Friday, February 21, 2025

What a drag.

Things can be bleak in February

We have no grounds to be surprised.
   God warned us about kings and rulers, and anybody else with earthly authority.  It’s all laid out in the Book of Samuel.

So Samuel told all the words of the LORD to the people who were asking a king from him. He said, "These will be the ways of the king who will reign over you: he will take your sons and appoint them to his chariots and to be his horsemen, and to run before his chariots; and he will appoint for himself commanders of thousands and commanders of fifties, and some to plow his ground and to reap his harvest, and to make his implements of war and the equipment of his chariots. He will take your daughters to be perfumers and cooks and bakers. He will take the best of your fields and vineyards and olive orchards and give them to his servants. He will take the tenth of your grain and of your vineyards and give it to his officers and to his servants. He will take your menservants and maidservants, and the best of your cattle and your asses, and put them to his work. He will take the tenth of your flocks, and you shall be his slaves. (1 Samuel 8:1-18)   And that’s not the worst of it, because that is just what kings demand rightly; it can and does get much worse when they take even more.

We have been warned, yet for some reason, we are taken aback when we learn of rulers and authorities using their office and responsibility to obtain personal gain, or to channel public funds to private interests that do not serve the people well, or at all.  Shocked as we are, we carry on by telling ourselves that they are outliers, not the norm, and our government, our leaders generally can be trusted.

But there comes to mind a word I learned long ago, probably when I was studying the history of the Soviet Union and its associated regimes: kleptocrat. It’s a combination of Greek particles that could be rendered a thief who is in chargeor one who governs by stealing.  Even worse is a kleptocracy, which is a whole governing class characterized by thievery, that is, taking for themselves what belongs to the people or nation or group they govern.

When a culture of kleptocracy lays hold of a society, it is difficult to shake free.  So many foreign places that Americans visit come with the warning that officials at every level expect bribes to do what one would expect of them because of their offices.  We may go along with it if we must for the sake of our vacation, but we shake our heads at the prospect of living like that.  We assume better of American officials, not least because we see how such a culture of thievery degrades the life of the society and impoverishes the people.  As long as we are prosperous and productive in our own country, we assume we are mostly free of the economic and social drag of kleptocrats.  But we are mistaken.
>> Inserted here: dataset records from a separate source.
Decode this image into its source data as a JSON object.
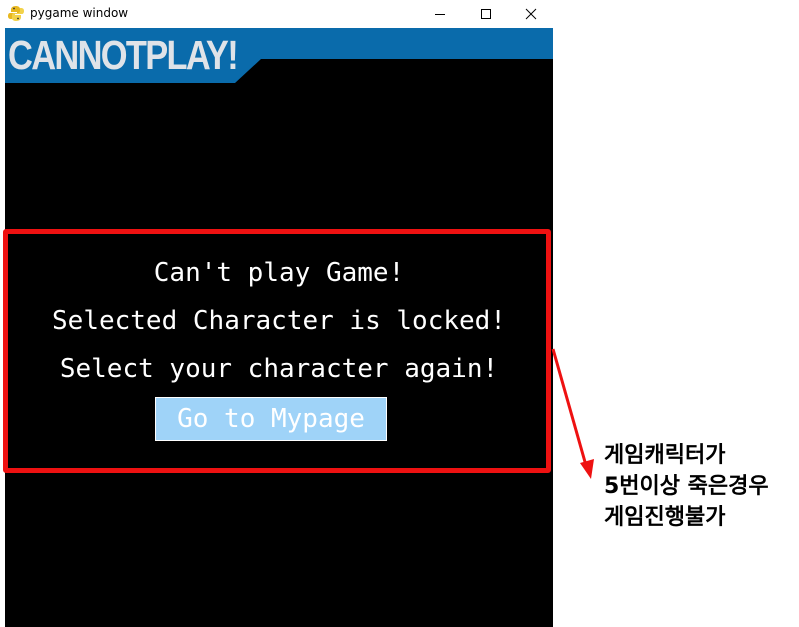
{
  "window": {
    "title": "pygame window",
    "icon": "pygame-snake-icon",
    "controls": [
      "minimize-icon",
      "maximize-icon",
      "close-icon"
    ]
  },
  "game": {
    "banner_text": "CANNOTPLAY!",
    "banner_color": "#0a6bab",
    "background_color": "#000000",
    "messages": [
      "Can't play Game!",
      "Selected Character is locked!",
      "Select your character again!"
    ],
    "mypage_button_label": "Go to Mypage",
    "button_color": "#9fd3f8"
  },
  "annotation": {
    "box_color": "#ee1111",
    "lines": [
      "게임캐릭터가",
      "5번이상 죽은경우",
      "게임진행불가"
    ]
  }
}
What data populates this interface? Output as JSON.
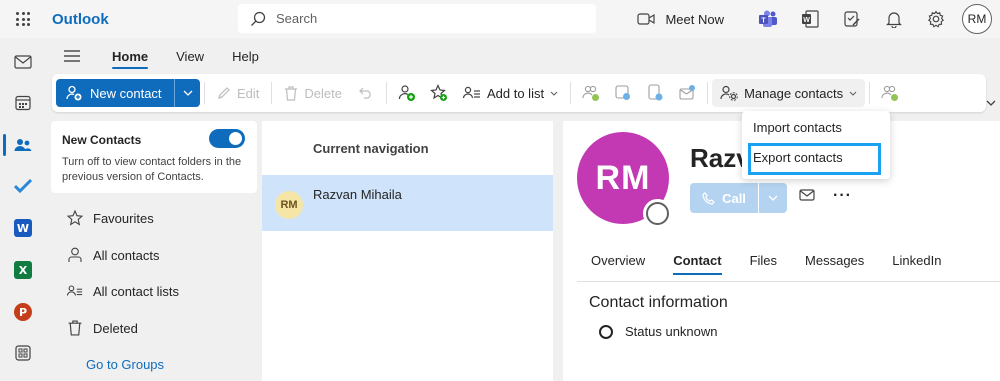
{
  "app": {
    "name": "Outlook"
  },
  "search": {
    "placeholder": "Search"
  },
  "topbar": {
    "meet_now": "Meet Now",
    "avatar_initials": "RM"
  },
  "ribbon": {
    "tabs": [
      "Home",
      "View",
      "Help"
    ],
    "active_tab": "Home",
    "new_contact": "New contact",
    "edit": "Edit",
    "delete": "Delete",
    "add_to_list": "Add to list",
    "manage_contacts": "Manage contacts"
  },
  "dropdown": {
    "items": [
      "Import contacts",
      "Export contacts"
    ],
    "highlighted": "Export contacts"
  },
  "nav": {
    "new_contacts_title": "New Contacts",
    "new_contacts_desc": "Turn off to view contact folders in the previous version of Contacts.",
    "toggle_on": true,
    "items": [
      "Favourites",
      "All contacts",
      "All contact lists",
      "Deleted"
    ],
    "groups_link": "Go to Groups"
  },
  "list": {
    "header": "Current navigation",
    "items": [
      {
        "initials": "RM",
        "name": "Razvan Mihaila"
      }
    ]
  },
  "detail": {
    "initials": "RM",
    "name_visible": "Razv",
    "call": "Call",
    "tabs": [
      "Overview",
      "Contact",
      "Files",
      "Messages",
      "LinkedIn"
    ],
    "active_tab": "Contact",
    "section_title": "Contact information",
    "status": "Status unknown"
  },
  "colors": {
    "accent": "#0f6cbd",
    "avatar_big": "#c239b3",
    "selection": "#cfe4fa",
    "highlight_box": "#1ba1f2"
  }
}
In the day of Samuel the Prophet, civil governance and religious governance were the same, and religious power just as likely to corrupt.  When Samuel warned the Jews about insisting on a king, and what they would get if they did, it was because his own sons were venal priests, and nobody wanted them to be judges, that is rulers, of Israel.   

When Samuel became old, he made his sons judges over Israel. The name of his first-born son was Joel, and the name of his second, Abijah; they were judges in Beer-sheba. Yet his sons did not walk in his ways, but turned aside after gain; they took bribes and perverted justice. Then all the elders of Israel gathered together and came to Samuel at Ramah, and said to him, "Behold, you are old and your sons do not walk in your ways; now appoint for us a king to govern us like all the nations."

The criminality of his own sons disappointed but could not have surprised Samuel, and not simply because he knew well the logical result of hereditary authority and power.  No, Samuel had come into his own position as religious and civil leader of Israel when the sons of his own predecessor, Eli the priest at Shiloh, proved to be rotten:

Now the sons of Eli were worthless men; they had no regard for the LORD.  Thus the sin of the young men was very great in the sight of the LORD; for the men treated the offering of the LORD with contempt.  ... And this which shall befall your two sons, Hophni and Phinehas, shall be the sign to you:  both of them shall die on the same day.  And I will raise up for myself a faithful priest, who shall do according to what is in my heart and in my mind; and I will build him a sure house, and he shall go in and out before my anointed forever. (1 Samuel 2:12, 17, 34-35)

The drag of kleptocracy is heavy wherever there is power, authority, and money, be they civil or religious.  Christ the King and Universal High Priest is our unique rescuer, with whom there is only the surprise of perfection and delight.